Nos banheiros de sua escola, encheram os dispensadores com absorventes internos e externos e conseguiram evitar que fossem roubados, propagando sua mensagem.

Segundo uma pesquisa realizada em maio de 2019 com mil adolescentes no Reino Unido, mais da metade delas (52%) já faltou aula, devido à falta de absorventes.

Uma em cada 14 afirmou ter ficado em casa, porque não podia pagar, ou acessar os produtos, de acordo com essa pesquisa realizada pela empresa de serviços de higiene PHS Group.

A pobreza menstrual tem um impacto direto na educação das jovens e agrava as desigualdades, apontam as ativistas.

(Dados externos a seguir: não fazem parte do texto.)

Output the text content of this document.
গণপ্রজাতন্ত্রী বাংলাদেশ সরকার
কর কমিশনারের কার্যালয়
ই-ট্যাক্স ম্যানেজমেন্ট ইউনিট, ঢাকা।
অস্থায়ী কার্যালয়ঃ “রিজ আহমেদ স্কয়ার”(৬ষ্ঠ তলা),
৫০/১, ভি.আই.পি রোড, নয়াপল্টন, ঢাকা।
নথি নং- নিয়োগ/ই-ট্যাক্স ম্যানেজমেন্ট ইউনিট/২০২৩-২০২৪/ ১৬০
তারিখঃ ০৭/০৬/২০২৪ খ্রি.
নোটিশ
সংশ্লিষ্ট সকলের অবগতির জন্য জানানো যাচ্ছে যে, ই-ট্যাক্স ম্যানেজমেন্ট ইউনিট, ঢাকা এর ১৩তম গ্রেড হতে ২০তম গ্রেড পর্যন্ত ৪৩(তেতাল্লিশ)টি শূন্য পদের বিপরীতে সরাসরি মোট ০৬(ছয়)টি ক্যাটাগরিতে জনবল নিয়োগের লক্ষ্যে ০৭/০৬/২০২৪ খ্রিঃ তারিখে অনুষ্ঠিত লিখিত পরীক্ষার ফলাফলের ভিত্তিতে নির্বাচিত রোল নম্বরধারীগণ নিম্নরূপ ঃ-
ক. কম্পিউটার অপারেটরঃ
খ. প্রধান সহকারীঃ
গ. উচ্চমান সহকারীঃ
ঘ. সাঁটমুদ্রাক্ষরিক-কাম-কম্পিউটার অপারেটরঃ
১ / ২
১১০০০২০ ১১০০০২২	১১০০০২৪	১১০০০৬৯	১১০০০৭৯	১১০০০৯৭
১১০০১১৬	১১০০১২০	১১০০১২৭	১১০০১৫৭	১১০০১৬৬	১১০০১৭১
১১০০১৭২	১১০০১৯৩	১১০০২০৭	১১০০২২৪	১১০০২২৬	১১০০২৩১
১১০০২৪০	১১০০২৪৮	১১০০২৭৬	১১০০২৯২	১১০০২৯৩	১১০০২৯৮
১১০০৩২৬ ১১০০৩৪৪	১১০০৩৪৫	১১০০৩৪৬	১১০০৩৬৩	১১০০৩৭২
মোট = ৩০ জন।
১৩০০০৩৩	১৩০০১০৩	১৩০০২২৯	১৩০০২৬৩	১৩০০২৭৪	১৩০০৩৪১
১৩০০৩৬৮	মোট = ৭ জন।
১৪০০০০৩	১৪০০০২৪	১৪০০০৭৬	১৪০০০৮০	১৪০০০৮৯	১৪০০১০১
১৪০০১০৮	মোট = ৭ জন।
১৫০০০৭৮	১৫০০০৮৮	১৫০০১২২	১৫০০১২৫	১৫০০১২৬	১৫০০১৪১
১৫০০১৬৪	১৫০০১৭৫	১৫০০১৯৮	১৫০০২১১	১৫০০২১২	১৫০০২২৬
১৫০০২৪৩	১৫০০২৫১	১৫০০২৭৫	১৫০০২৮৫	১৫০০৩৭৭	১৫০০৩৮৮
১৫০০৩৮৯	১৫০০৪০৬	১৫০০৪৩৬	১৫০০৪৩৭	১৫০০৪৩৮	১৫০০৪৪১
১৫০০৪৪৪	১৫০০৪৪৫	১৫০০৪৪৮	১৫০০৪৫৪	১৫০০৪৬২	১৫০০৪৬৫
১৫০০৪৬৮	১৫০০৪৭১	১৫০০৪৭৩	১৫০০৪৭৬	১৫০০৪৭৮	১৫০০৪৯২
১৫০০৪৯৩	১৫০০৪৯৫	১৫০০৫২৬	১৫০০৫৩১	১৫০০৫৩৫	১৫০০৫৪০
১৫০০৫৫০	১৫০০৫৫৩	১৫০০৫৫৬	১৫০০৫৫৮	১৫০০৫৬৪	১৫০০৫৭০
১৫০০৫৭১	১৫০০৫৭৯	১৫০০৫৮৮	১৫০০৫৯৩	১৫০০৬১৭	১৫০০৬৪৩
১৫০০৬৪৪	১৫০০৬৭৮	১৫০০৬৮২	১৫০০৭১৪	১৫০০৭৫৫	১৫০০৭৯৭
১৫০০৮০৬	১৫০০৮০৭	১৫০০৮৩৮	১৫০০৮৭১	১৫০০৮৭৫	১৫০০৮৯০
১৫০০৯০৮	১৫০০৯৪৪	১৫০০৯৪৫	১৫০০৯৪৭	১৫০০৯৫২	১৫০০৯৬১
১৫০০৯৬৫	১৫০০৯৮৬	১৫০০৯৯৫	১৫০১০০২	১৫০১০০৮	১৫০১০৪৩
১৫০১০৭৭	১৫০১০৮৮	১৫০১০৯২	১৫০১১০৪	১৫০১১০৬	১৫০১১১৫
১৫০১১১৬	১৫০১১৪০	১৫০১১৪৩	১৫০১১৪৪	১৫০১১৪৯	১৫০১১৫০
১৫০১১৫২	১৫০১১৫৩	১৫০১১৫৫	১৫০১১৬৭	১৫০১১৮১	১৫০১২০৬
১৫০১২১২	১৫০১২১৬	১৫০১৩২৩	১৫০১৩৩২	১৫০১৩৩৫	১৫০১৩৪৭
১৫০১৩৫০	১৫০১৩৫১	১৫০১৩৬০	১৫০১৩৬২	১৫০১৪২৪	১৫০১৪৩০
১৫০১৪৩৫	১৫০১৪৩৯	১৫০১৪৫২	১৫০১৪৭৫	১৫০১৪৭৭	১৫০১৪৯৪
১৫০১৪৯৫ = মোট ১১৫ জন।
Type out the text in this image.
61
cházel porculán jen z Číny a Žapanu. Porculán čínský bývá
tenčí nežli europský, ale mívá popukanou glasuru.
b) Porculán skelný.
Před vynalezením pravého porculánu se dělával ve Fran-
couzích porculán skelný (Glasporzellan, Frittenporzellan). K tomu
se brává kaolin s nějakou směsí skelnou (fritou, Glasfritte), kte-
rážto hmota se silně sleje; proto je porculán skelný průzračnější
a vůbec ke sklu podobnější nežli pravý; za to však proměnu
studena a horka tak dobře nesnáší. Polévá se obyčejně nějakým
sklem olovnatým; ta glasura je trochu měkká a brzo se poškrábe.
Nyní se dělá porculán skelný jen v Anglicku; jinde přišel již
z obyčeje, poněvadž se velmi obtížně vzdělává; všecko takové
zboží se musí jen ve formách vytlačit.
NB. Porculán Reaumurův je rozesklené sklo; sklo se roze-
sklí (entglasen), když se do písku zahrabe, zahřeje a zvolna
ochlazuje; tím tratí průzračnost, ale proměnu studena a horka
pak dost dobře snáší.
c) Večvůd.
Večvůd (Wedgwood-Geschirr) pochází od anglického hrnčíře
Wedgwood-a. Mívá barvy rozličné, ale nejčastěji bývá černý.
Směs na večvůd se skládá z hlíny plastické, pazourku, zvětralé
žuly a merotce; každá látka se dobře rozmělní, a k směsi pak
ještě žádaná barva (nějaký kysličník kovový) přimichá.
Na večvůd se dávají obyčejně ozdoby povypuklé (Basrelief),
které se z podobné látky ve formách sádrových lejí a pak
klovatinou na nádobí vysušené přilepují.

As fundadoras do “Lady Business” precisaram lutar para superar o tabu que existe em torno da menstruação.

“Foi frustrante (…), porque claramente não é algo que deveria ser tão tabu”, explica Meredith.

“Desde que começamos, estamos trabalhando, interrompendo as aulas e realmente vimos uma mudança de atitude, especialmente entre os meninos jovens e talvez até entre os professores mais velhos”, acrescenta.

A lei aprovada na Escócia vai mais além das iniciativas anteriores nas escolas da Inglaterra e Gales, ou da redução do IVA sobre esses produtos em países como os Estados Unidos.

Na Escócia, escolas, institutos e universidades agora deverão proporcionar gratuitamente nos banheiros uma porção de itens para a menstruação. O governo escocês também poderá exigir dos órgãos públicos que proporcionem esses produtos de forma gratuita.